I had a beautiful conversation with this dearly loved family member today. Fortunately, the cancer is only a few small spots on their bones—it has not spread to any internal organs; and it appears their bones have already begun defending themselves against the cancer (apparently they can either simply disintegrate, or engage in proactive attempts to isolate the cancer—that’s what theirs is doing). It’s also a slow-growing variety. The time frame of life could be as short as 2 years, but it could also be as long as decades. While there are reasons to be optimistic, the diagnosis itself is certainly sobering.
In a few days, we’ll all be getting together for Christmas, having a good meal, and going to enjoy some s’mores under a new gazebo out in the backyard of a house I’ve visited since I was a baby. We used to have camping sleepovers in that backyard when I was young.
And it just struck me: I infinitely prefer s’mores with love, to power, fame, and money, without it. Time is precious. None of us is guaranteed tomorrow. Nor is this mindset I (try to) have simply because of Christmas. It’s a habit of mind I have been deeply convicted about the last decade or so as I read the wise words of great Sages throughout history—words that have a way of enlarging and illuminating the puny perspective we each tend to fall into naturally.

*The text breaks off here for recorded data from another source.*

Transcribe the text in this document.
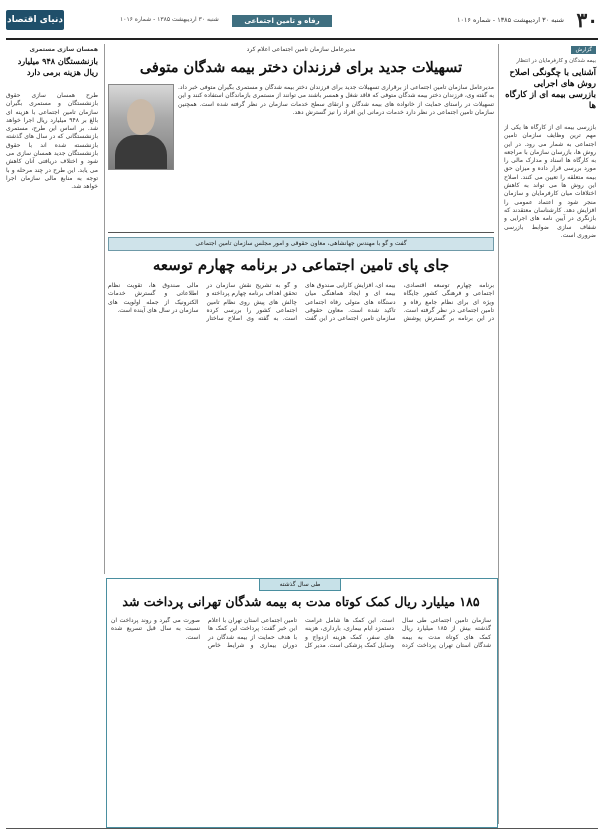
۳۰
شنبه ۳۰ اردیبهشت ۱۳۸۵ - شماره ۱۰۱۶
رفاه و تامین اجتماعی
دنیای اقتصاد	شنبه ۳۰ اردیبهشت ۱۳۸۵ - شماره ۱۰۱۶
گزارش
بیمه شدگان و کارفرمایان در انتظار
آشنایی با چگونگی اصلاح روش های اجرایی بازرسی بیمه ای از کارگاه ها
بازرسی بیمه ای از کارگاه ها یکی از مهم ترین وظایف سازمان تامین اجتماعی به شمار می رود. در این روش ها، بازرسان سازمان با مراجعه به کارگاه ها اسناد و مدارک مالی را مورد بررسی قرار داده و میزان حق بیمه متعلقه را تعیین می کنند. اصلاح این روش ها می تواند به کاهش اختلافات میان کارفرمایان و سازمان منجر شود و اعتماد عمومی را افزایش دهد. کارشناسان معتقدند که بازنگری در آیین نامه های اجرایی و شفاف سازی ضوابط بازرسی ضروری است.
همسان سازی مستمری
بازنشستگان ۹۴۸ میلیارد ریال هزینه برمی دارد
طرح همسان سازی حقوق بازنشستگان و مستمری بگیران سازمان تامین اجتماعی با هزینه ای بالغ بر ۹۴۸ میلیارد ریال اجرا خواهد شد. بر اساس این طرح، مستمری بازنشستگانی که در سال های گذشته بازنشسته شده اند با حقوق بازنشستگان جدید همسان سازی می شود و اختلاف دریافتی آنان کاهش می یابد. این طرح در چند مرحله و با توجه به منابع مالی سازمان اجرا خواهد شد.
مدیرعامل سازمان تامین اجتماعی اعلام کرد
تسهیلات جدید برای فرزندان دختر بیمه شدگان متوفی
مدیرعامل سازمان تامین اجتماعی از برقراری تسهیلات جدید برای فرزندان دختر بیمه شدگان و مستمری بگیران متوفی خبر داد. به گفته وی، فرزندان دختر بیمه شدگان متوفی که فاقد شغل و همسر باشند می توانند از مستمری بازماندگان استفاده کنند و این تسهیلات در راستای حمایت از خانواده های بیمه شدگان و ارتقای سطح خدمات سازمان در نظر گرفته شده است. همچنین سازمان تامین اجتماعی در نظر دارد خدمات درمانی این افراد را نیز گسترش دهد.
گفت و گو با مهندس جهانشاهی، معاون حقوقی و امور مجلس سازمان تامین اجتماعی
جای پای تامین اجتماعی در برنامه چهارم توسعه
برنامه چهارم توسعه اقتصادی، اجتماعی و فرهنگی کشور جایگاه ویژه ای برای نظام جامع رفاه و تامین اجتماعی در نظر گرفته است. در این برنامه بر گسترش پوشش بیمه ای، افزایش کارایی صندوق های بیمه ای و ایجاد هماهنگی میان دستگاه های متولی رفاه اجتماعی تاکید شده است. معاون حقوقی سازمان تامین اجتماعی در این گفت و گو به تشریح نقش سازمان در تحقق اهداف برنامه چهارم پرداخته و چالش های پیش روی نظام تامین اجتماعی کشور را بررسی کرده است. به گفته وی اصلاح ساختار مالی صندوق ها، تقویت نظام اطلاعاتی و گسترش خدمات الکترونیک از جمله اولویت های سازمان در سال های آینده است.
طی سال گذشته
۱۸۵ میلیارد ریال کمک کوتاه مدت به بیمه شدگان تهرانی پرداخت شد
سازمان تامین اجتماعی طی سال گذشته بیش از ۱۸۵ میلیارد ریال کمک های کوتاه مدت به بیمه شدگان استان تهران پرداخت کرده است. این کمک ها شامل غرامت دستمزد ایام بیماری، بارداری، هزینه های سفر، کمک هزینه ازدواج و وسایل کمک پزشکی است. مدیر کل تامین اجتماعی استان تهران با اعلام این خبر گفت: پرداخت این کمک ها با هدف حمایت از بیمه شدگان در دوران بیماری و شرایط خاص صورت می گیرد و روند پرداخت آن نسبت به سال قبل تسریع شده است.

I’m from California, but spent many years in other states getting educated and working. I moved back to my beloved home-state in 2017 after law school—a decision that makes zero sense financially, but which makes all the sense in the world for the things that matter most—family; friends; roots. Jet planes get me everywhere else.

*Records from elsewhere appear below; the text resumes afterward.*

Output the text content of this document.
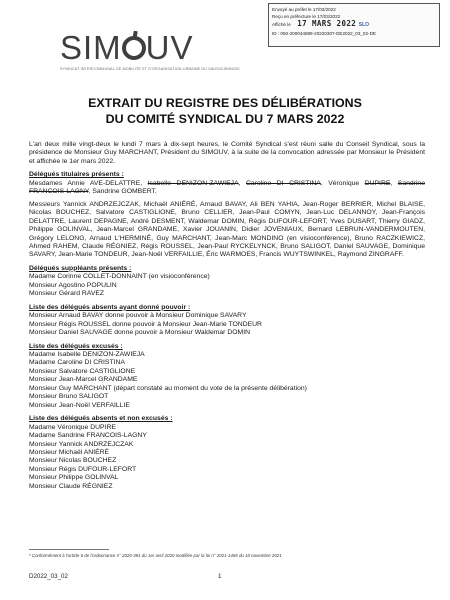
Envoyé au préfet le 17/03/2022
Reçu en préfecture le 17/03/2022
Affiché le 17 MARS 2022 SLO
ID : 050-200044889-20220307-DE2022_03_02-DE
SIM UV
SYNDICAT INTERCOMMUNAL DE MOBILITÉ ET D'ORGANISATION URBAINE DU VALENCIENNOIS
EXTRAIT DU REGISTRE DES DÉLIBÉRATIONS
DU COMITÉ SYNDICAL DU 7 MARS 2022
L'an deux mille vingt-deux le lundi 7 mars à dix-sept heures, le Comité Syndical s'est réuni salle du Conseil Syndical, sous la présidence de Monsieur Guy MARCHANT, Président du SIMOUV, à la suite de la convocation adressée par Monsieur le Président et affichée le 1er mars 2022.
Délégués titulaires présents :
Mesdames Annie AVE-DELATTRE, Isabelle DENIZON-ZAWIEJA, Caroline DI CRISTINA, Véronique DUPIRE, Sandrine FRANCOIS-LAGNY, Sandrine GOMBERT.
Messieurs Yannick ANDRZEJCZAK, Michaël ANIÉRÉ, Arnaud BAVAY, Ali BEN YAHIA, Jean-Roger BERRIER, Michel BLAISE, Nicolas BOUCHEZ, Salvatore CASTIGLIONE, Bruno CELLIER, Jean-Paul COMYN, Jean-Luc DELANNOY, Jean-François DELATTRE, Laurent DEPAGNE, André DESMENT, Waldemar DOMIN, Régis DUFOUR-LEFORT, Yves DUSART, Thierry GIADZ, Philippe GOLINVAL, Jean-Marcel GRANDAME, Xavier JOUANIN, Didier JOVENIAUX, Bernard LEBRUN-VANDERMOUTEN, Grégory LELONG, Arnaud L'HERMINÉ, Guy MARCHANT, Jean-Marc MONDINO (en visioconférence), Bruno RACZKIEWICZ, Ahmed RAHEM, Claude RÉGNIEZ, Régis ROUSSEL, Jean-Paul RYCKELYNCK, Bruno SALIGOT, Daniel SAUVAGE, Dominique SAVARY, Jean-Marie TONDEUR, Jean-Noël VERFAILLIE, Éric WARMOES, Francis WUYTSWINKEL, Raymond ZINGRAFF.
Délégués suppléants présents :
Madame Corinne COLLET-DONNAINT (en visioconférence)
Monsieur Agostino POPULIN
Monsieur Gérard RAVEZ
Liste des délégués absents ayant donné pouvoir :
Monsieur Arnaud BAVAY donne pouvoir à Monsieur Dominique SAVARY
Monsieur Régis ROUSSEL donne pouvoir à Monsieur Jean-Marie TONDEUR
Monsieur Daniel SAUVAGE donne pouvoir à Monsieur Waldemar DOMIN
Liste des délégués excusés :
Madame Isabelle DENIZON-ZAWIEJA
Madame Caroline DI CRISTINA
Monsieur Salvatore CASTIGLIONE
Monsieur Jean-Marcel GRANDAME
Monsieur Guy MARCHANT (départ constaté au moment du vote de la présente délibération)
Monsieur Bruno SALIGOT
Monsieur Jean-Noël VERFAILLIE
Liste des délégués absents et non excusés :
Madame Véronique DUPIRE
Madame Sandrine FRANCOIS-LAGNY
Monsieur Yannick ANDRZEJCZAK
Monsieur Michaël ANIÉRÉ
Monsieur Nicolas BOUCHEZ
Monsieur Régis DUFOUR-LEFORT
Monsieur Philippe GOLINVAL
Monsieur Claude RÉGNIEZ
* Conformément à l'article 6 de l'ordonnance n° 2020-391 du 1er avril 2020 modifiée par la loi n° 2021-1465 du 10 novembre 2021
D2022_03_02	1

But these things don’t last forever—and they are infinitely more precious than the wares of this world. With these, my conscience is at ease. As George Washington once observed, “of the consolations which are to be derived from these (under any circumstances) the world cannot deprive me.” I concluded long ago, after life had sobered up my youthful naivete, that these are what matter most. They are, in the deepest sense, irreplaceable.
It is, in my view, extremely helpful to remember how little time we have (even if we live to 100)—how few of us will simply not be remembered by other human beings after we are gone (so we better strive to be remembered by God)—and how, in most areas of life, the “still small voice” of love and intimacy always beats the drama of fires and earthquakes.
How easily we forget these things. “Faith, hope, and love; these remain. But the greatest of these is love.” It’s why on my desk, I carry on a great Catholic custom of placing a skull—a memento mori, or “memory of death.” A reminder that my time is finite, and the Four Last Things remain ahead—death, Judgment, Heaven, hell.
“We’re all terminal,” my beloved family member said, with a laugh. It’s true. We may delay the inevitable, but it remains inevitable. We each have this “Ring” to bear—this source of evil, pain, and death for ourselves and the world. None of us want this, but like Frodo, it’s ours whether we want it or not. But as Gandalf reminded the ring-bearer, “All we have to decide is what to do with the time that is given to us.”
It is thus auspicious that this news comes during the Christmas season, when we celebrate the greatest Mystery ever proposed to the soul of man: the Incarnation of God as the Christ-child, in a meek and lowly manger, in a backwater Jewish town—quietly, humbly, and with barely any notice. We celebrate the birth of “God’s Hobbit,” as one of the little things of this world. This Child would go on to climb His own “Mount Doom”—a mount upon which He joined Himself in every possible way to the pain and suffering of His creatures, destroyed the Ring, and thereby redeemed us from its power—a gift we need only accept. It is no coincidence Tolkien informs us that the Lord of the Rings, and the Ring itself, was destroyed by Frodo on March 25—the traditional day on which Mary was informed that in Her womb, the Divine Child was now growing—the day of the Incarnation.
On this we place our hope, on the “small things with great Love,” as Mother Teresa once said—on the Hobbits with heart, more than the kings with swords—
On s’mores with Love, more than the goods of this world without it.